LIVELAW NEWS NETWORK

19 Oct 2017 5:47 AM GMT

  • Bring CBI under RTI: Plea In Supreme Court

    A petition challenging government’s decision in 2011 to keep the Central Bureau of Investigation out of the purview of Right To Information Act has been filed in the Supreme Court.Petitioner and advocate Ajay Agrawal had first filed the petition in Delhi High Court, but later transferred to the Supreme Court after the Centre had said that several petitions in this regard have been filed...

    A petition challenging government’s decision in 2011 to keep the Central Bureau of Investigation out of the purview of Right To Information Act has been filed in the Supreme Court.

    Petitioner and advocate Ajay Agrawal had first filed the petition in Delhi High Court, but later transferred to the Supreme Court after the Centre had said that several petitions in this regard have been filed in different high courts across the country.

    Agrawal, who had contested the 2014 Lok Sabha elections from Rai Bareilly constituency against Congress President Sonia Gandhi.

    The high court, in July 2011, had issued notices to the government and the CBI on the plea.

    The advocate alleged that the agency was brought out of the ambit of the RTI as he had sought information regarding documents relating to the politically-sensitive Bofors payoff scandal case.

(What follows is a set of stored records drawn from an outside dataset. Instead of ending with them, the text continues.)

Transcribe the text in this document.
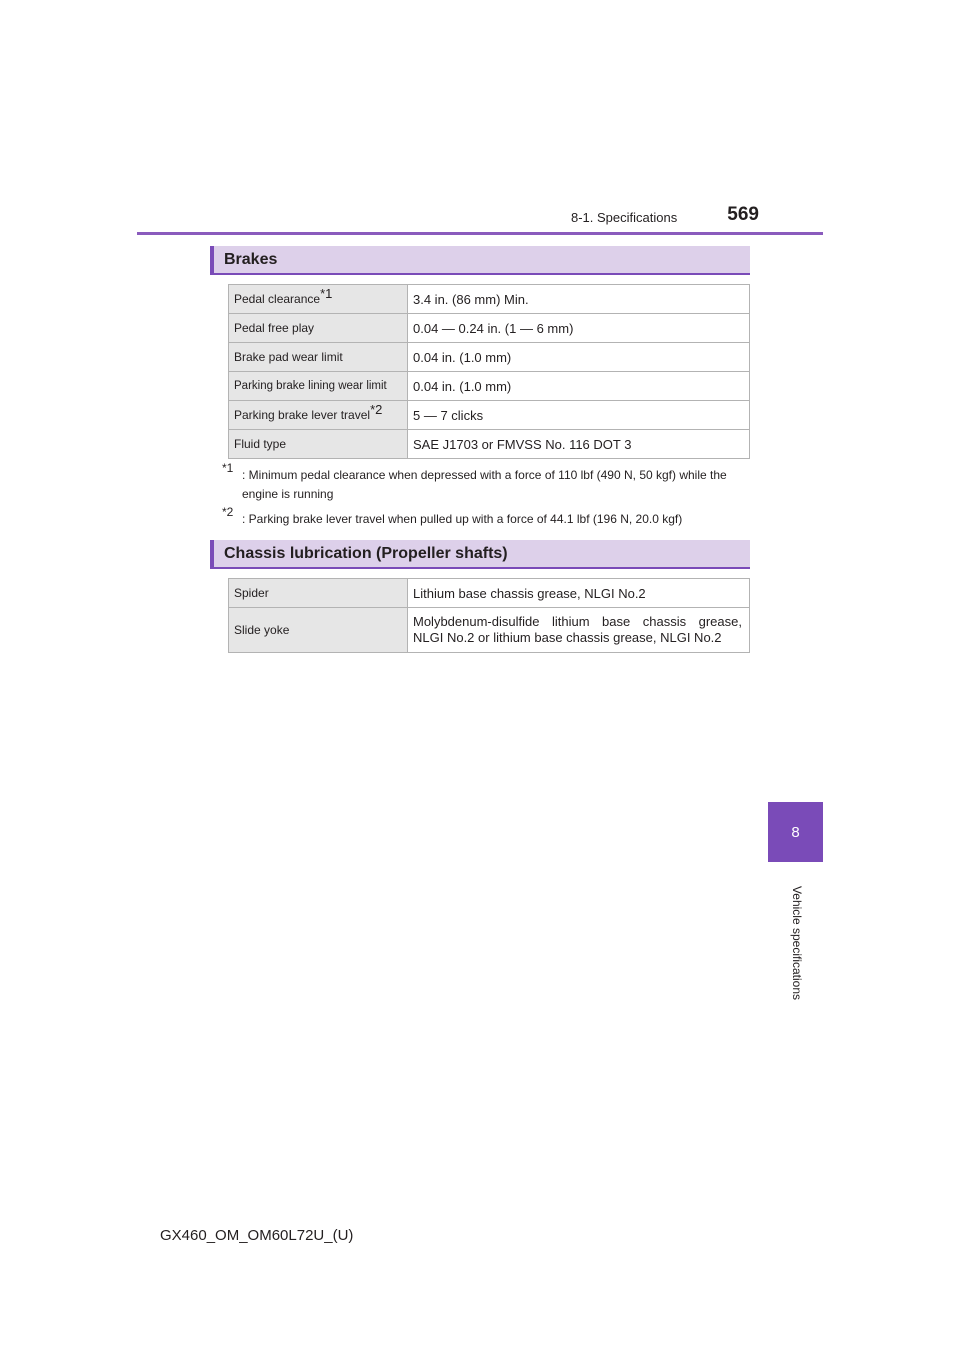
8-1. Specifications	569
8
Vehicle specifications
Brakes
Pedal clearance*1	3.4 in. (86 mm) Min.
Pedal free play	0.04 — 0.24 in. (1 — 6 mm)
Brake pad wear limit	0.04 in. (1.0 mm)
Parking brake lining wear limit	0.04 in. (1.0 mm)
Parking brake lever travel*2	5 — 7 clicks
Fluid type	SAE J1703 or FMVSS No. 116 DOT 3
*1 : Minimum pedal clearance when depressed with a force of 110 lbf (490 N, 50 kgf) while the engine is running
*2 : Parking brake lever travel when pulled up with a force of 44.1 lbf (196 N, 20.0 kgf)
Chassis lubrication (Propeller shafts)
Spider	Lithium base chassis grease, NLGI No.2
Slide yoke	Molybdenum-disulfide lithium base chassis grease,
NLGI No.2 or lithium base chassis grease, NLGI No.2
GX460_OM_OM60L72U_(U)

    The government had told the high court that the exemption granted to the CBI under RTI was not a blanket exemption and does not warrant judicial interference.

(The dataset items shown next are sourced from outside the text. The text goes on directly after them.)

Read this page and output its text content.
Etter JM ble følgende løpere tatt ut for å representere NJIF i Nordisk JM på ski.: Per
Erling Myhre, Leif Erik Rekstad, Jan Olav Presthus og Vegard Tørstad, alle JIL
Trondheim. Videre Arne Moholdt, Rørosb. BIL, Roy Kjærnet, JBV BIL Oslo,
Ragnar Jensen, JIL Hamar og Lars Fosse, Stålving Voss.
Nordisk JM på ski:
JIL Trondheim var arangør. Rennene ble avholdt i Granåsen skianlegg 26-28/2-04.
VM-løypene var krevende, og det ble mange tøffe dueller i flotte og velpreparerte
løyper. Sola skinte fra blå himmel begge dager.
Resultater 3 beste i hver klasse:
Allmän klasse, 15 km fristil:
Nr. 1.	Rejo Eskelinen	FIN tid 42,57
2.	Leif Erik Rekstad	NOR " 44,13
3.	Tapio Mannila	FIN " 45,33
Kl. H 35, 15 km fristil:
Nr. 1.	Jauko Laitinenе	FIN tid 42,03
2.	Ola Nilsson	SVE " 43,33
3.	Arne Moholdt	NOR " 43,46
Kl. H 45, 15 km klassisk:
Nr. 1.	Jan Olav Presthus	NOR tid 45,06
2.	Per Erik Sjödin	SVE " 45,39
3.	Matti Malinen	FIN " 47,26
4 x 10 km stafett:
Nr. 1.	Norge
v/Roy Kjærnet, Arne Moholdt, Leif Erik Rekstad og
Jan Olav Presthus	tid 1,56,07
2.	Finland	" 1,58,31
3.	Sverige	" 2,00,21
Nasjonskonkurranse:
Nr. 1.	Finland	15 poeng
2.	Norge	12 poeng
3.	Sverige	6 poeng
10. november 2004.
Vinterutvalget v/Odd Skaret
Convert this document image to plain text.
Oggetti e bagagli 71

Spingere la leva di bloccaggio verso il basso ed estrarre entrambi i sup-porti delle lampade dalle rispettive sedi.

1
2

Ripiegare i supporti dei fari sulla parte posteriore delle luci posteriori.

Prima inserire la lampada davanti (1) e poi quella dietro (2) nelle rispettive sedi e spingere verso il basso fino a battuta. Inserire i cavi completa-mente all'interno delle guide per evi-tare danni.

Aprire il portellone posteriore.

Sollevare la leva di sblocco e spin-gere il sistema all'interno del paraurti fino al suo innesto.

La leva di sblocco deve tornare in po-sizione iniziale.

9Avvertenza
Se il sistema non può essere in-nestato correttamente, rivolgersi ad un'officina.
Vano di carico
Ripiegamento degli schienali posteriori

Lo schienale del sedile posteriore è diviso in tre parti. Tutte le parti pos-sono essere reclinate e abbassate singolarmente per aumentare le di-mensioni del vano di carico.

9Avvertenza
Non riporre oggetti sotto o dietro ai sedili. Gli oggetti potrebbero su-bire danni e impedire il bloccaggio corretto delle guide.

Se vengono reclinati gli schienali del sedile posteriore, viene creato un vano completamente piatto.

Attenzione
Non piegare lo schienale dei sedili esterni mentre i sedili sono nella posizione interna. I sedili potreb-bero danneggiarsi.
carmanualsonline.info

    The petition said that exemption from RTI was prevalent for intelligence and security organisations, including Intelligence Bureau, RAW, DRI and ED. When the agency filed the plea for transfer of all similar matters from different high courts to the apex court, the proceedings before the Delhi High Court got stayed. In the fresh application before the apex court,

    “Under Section 24(2) of the RTI Act, the Central Government was given the power to inter alia amend the Second Schedule by notification in the Official Gazette by including therein any other intelligence or security organization established by that Government, or by omitting therefrom such organization which is already specified. Given the stature and mandate of CBI, it does not seem plausible that the Parliament could have inadvertently omitted to include CBI in the Second Schedule when the RTI Act was being enacted. In fact, it may be inferred that it was certainly not the intent of the Parliament to include investigating agencies within the purview of Section 24(1) of the RTI Act”, the petition said.

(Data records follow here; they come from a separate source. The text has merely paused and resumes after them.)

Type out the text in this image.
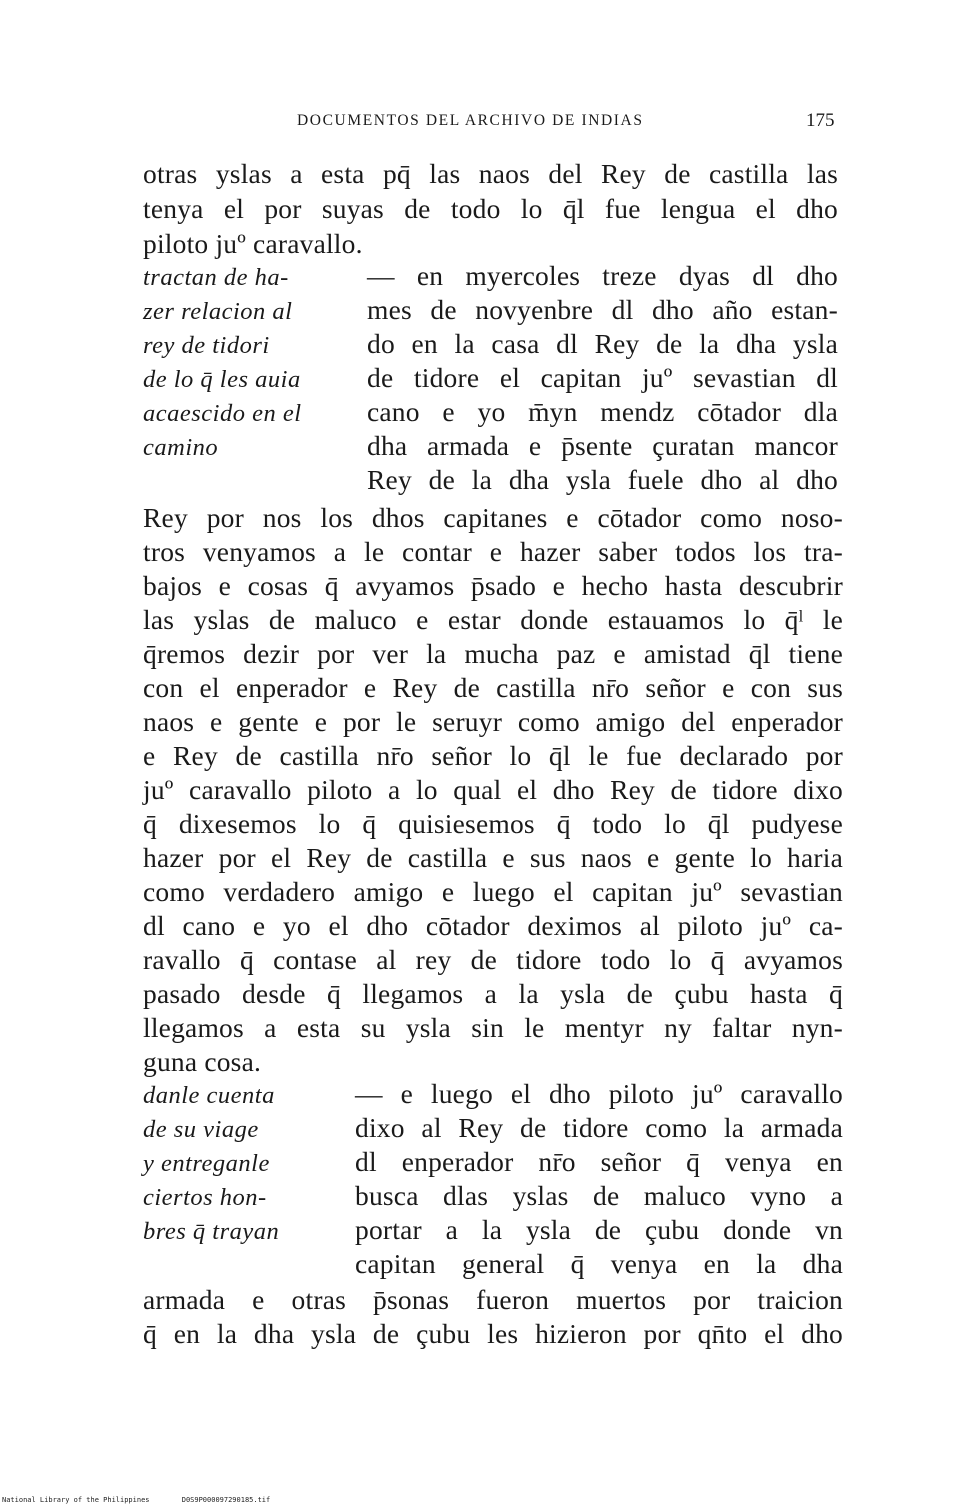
DOCUMENTOS DEL ARCHIVO DE INDIAS	175
otras yslas a esta pq̄ las naos del Rey de castilla las
tenya el por suyas de todo lo q̄l fue lengua el dho
piloto juº caravallo.
tractan de ha-
zer relacion al
rey de tidori
de lo q̄ les auia
acaescido en el
camino
— en myercoles treze dyas dl dho
mes de novyenbre dl dho año estan-
do en la casa dl Rey de la dha ysla
de tidore el capitan juº sevastian dl
cano e yo m̄yn mendz cōtador dla
dha armada e p̄sente çuratan mancor
Rey de la dha ysla fuele dho al dho
Rey por nos los dhos capitanes e cōtador como noso-
tros venyamos a le contar e hazer saber todos los tra-
bajos e cosas q̄ avyamos p̄sado e hecho hasta descubrir
las yslas de maluco e estar donde estauamos lo q̄ˡ le
q̄remos dezir por ver la mucha paz e amistad q̄l tiene
con el enperador e Rey de castilla nr̄o señor e con sus
naos e gente e por le seruyr como amigo del enperador
e Rey de castilla nr̄o señor lo q̄l le fue declarado por
juº caravallo piloto a lo qual el dho Rey de tidore dixo
q̄ dixesemos lo q̄ quisiesemos q̄ todo lo q̄l pudyese
hazer por el Rey de castilla e sus naos e gente lo haria
como verdadero amigo e luego el capitan juº sevastian
dl cano e yo el dho cōtador deximos al piloto juº ca-
ravallo q̄ contase al rey de tidore todo lo q̄ avyamos
pasado desde q̄ llegamos a la ysla de çubu hasta q̄
llegamos a esta su ysla sin le mentyr ny faltar nyn-
guna cosa.
danle cuenta
de su viage
y entreganle
ciertos hon-
bres q̄ trayan
— e luego el dho piloto juº caravallo
dixo al Rey de tidore como la armada
dl enperador nr̄o señor q̄ venya en
busca dlas yslas de maluco vyno a
portar a la ysla de çubu donde vn
capitan general q̄ venya en la dha
armada e otras p̄sonas fueron muertos por traicion
q̄ en la dha ysla de çubu les hizieron por qn̄to el dho
National Library of the Philippines	D0S9P000097290185.tif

    Agrawal has alleged that the notification was issued by the Centre solely to scuttle the RTI appeal pending before the Chief Information Commissioner, New Delhi in regard to the Bofors case in which order was passed by the CIC directing the CBI to provide the requisite papers to the petitioner.

    Recently Delhi High Court directed the CBI to consider the application of an RTI activist seeking information about corruption within the central investigating body and action taken into allegations made by Delhi Chief Minister Arvind Kejriwal of shady probe into the coal-gate scam pursuant to a news report.

    The Agency claimed that it is included in the second schedule to the Right to Information Act, 2005 and, by virtue of section 24(1) of the Act, is exempt from the purview of the Act.

    Justice Vibhu Bakhru observed that it is apparent from the plain reading of the first proviso to Section 24(1) of the Act that information pertaining to allegations of corruption and human rights violation are not excluded from the purview.